The school rooms seemed large then, even larger in cold weather when the huge cast iron stove could not produce enough heat to reach the rooms far corners. I'm sure the stove was at least five feet in height and probably had a diameter of three or four feet -- maybe more at it's pot-bellied widest spot. Each of the three schools I attended was heated by this type although heated is an exaggeration of the rooms winter temperatures.
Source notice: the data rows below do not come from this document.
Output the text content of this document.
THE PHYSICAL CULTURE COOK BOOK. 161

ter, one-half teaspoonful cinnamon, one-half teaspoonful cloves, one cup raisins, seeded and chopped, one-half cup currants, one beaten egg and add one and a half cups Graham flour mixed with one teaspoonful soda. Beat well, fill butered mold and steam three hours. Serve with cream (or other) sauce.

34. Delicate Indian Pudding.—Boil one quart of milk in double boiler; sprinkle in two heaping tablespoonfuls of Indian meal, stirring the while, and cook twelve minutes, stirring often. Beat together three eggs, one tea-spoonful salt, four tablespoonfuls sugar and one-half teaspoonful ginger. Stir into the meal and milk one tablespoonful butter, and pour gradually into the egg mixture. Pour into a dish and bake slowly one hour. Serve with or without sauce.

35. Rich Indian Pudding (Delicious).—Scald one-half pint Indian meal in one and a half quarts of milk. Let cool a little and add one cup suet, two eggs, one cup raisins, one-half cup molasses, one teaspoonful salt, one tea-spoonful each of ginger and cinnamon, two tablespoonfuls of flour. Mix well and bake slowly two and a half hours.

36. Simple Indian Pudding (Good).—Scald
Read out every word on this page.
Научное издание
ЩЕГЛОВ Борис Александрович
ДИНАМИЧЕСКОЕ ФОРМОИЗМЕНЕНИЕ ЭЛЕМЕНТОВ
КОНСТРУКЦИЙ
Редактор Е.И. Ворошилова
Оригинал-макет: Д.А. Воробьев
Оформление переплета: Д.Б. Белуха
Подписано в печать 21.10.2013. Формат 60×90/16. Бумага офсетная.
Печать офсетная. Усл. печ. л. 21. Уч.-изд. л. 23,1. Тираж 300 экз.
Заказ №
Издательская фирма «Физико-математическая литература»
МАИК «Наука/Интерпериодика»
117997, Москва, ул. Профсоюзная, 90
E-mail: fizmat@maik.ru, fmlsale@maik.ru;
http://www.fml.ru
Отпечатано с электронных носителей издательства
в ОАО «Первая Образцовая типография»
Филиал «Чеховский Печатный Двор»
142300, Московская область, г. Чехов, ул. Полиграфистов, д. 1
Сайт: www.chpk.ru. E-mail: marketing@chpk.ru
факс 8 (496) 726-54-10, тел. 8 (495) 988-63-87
The old Moss school building still stands a short distance outside the city limits. Many years ago the property was sold by the school district and the building converted into a residence. Our old school obstacle course of a road is now paved and a modern bridge crosses the once mighty Willow Creek.
The little creek that had a bridge with no rails, permitting one of the older girls to swing me out over the edge in devilment, is hardly noticeable and the hour-long (kid time) walk home takes only minutes by automobile.